Extra Life is an American experimental band from Brooklyn, New York, United States. They are known for using unusual rhythms and time signatures, and for frontman Charlie Looker's unique singing style, which often uses melisma and is reminiscent of medieval and Renaissance music. The band straddle genres, regularly collaborating live with avant-garde jazz saxophonist Travis Laplante, having songs remixed by Xiu Xiu, and playing alongside black metal band Liturgy during the release show for their 2012 album Dream Seeds.
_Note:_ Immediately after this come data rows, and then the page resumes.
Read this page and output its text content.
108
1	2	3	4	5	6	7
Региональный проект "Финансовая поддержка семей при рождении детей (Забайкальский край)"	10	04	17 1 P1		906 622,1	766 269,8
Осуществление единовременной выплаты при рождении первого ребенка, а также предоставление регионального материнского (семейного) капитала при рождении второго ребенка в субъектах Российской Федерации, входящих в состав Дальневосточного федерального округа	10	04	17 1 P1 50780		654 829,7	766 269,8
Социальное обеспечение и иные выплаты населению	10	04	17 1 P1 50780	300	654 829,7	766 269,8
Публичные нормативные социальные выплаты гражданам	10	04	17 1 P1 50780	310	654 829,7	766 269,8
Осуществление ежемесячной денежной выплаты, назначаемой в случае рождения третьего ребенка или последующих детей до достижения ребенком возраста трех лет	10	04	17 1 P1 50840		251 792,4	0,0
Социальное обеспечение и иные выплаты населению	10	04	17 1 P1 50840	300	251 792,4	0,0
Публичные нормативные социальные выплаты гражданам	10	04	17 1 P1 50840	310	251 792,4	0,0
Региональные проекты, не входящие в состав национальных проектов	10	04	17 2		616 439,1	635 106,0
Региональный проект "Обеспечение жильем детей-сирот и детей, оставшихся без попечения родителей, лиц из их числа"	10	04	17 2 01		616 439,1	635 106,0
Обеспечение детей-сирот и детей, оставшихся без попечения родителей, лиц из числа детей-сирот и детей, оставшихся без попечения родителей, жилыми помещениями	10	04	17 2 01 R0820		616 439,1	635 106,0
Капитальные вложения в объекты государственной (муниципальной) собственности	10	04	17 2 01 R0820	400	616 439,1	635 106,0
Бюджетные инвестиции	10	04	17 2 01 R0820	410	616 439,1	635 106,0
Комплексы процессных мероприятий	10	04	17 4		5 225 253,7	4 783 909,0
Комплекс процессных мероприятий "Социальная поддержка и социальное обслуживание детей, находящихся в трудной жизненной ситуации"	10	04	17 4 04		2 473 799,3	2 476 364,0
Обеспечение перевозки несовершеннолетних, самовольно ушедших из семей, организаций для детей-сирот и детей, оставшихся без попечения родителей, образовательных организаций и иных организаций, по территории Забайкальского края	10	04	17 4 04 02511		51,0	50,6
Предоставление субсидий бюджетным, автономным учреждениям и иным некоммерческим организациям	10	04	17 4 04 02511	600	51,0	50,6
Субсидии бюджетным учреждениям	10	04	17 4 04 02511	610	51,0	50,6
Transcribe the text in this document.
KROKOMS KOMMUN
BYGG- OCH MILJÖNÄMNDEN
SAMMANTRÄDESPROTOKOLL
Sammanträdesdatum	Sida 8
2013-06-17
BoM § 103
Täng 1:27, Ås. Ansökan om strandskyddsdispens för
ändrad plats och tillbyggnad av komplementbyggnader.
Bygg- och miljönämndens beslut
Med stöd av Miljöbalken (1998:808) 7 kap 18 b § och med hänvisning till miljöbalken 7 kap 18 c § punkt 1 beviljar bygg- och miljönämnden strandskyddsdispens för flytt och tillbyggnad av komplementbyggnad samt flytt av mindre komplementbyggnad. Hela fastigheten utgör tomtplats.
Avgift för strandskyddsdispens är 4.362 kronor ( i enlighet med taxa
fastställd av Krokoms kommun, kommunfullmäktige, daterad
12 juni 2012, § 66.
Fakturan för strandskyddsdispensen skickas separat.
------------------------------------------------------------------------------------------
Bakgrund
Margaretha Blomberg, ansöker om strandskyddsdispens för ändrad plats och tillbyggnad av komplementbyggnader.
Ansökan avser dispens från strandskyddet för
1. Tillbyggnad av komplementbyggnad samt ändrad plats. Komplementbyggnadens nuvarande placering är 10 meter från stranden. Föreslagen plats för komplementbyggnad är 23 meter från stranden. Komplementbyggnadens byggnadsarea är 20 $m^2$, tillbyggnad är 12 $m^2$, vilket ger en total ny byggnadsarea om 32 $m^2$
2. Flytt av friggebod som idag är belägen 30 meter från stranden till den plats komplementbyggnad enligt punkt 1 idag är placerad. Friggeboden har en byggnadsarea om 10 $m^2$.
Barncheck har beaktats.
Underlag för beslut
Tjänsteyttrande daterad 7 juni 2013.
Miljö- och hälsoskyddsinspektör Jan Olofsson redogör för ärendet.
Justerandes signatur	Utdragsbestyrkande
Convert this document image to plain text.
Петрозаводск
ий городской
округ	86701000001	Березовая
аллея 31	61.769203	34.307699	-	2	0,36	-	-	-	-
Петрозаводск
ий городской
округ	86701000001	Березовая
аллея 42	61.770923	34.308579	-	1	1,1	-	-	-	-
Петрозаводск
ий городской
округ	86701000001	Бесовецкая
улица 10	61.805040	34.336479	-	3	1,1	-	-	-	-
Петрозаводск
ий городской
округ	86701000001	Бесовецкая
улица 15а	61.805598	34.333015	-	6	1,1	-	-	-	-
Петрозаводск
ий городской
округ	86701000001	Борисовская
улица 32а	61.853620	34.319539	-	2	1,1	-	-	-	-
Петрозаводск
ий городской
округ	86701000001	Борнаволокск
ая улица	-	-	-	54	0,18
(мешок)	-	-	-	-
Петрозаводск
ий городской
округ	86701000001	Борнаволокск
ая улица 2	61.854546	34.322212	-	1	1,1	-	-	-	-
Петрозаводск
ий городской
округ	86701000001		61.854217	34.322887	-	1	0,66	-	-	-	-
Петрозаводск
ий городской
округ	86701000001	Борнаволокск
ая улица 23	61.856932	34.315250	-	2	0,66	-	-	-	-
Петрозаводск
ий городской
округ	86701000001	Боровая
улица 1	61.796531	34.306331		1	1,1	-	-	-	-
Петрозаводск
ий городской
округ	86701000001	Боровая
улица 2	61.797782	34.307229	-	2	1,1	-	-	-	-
The band was named for its original line-up: Looker, along with back-up musicians. Eventually this evolved into a consistent line-up, with Looker as the lead singer, guitarist and songwriter; , guitarist Caley Monahon-Ward and drummer Nick Podgurski. Looker was previously a member of Zs and Dirty Projectors, while Podgurski also played drums in Yukon, and Caley Monahon-Ward violin in Snowblink. 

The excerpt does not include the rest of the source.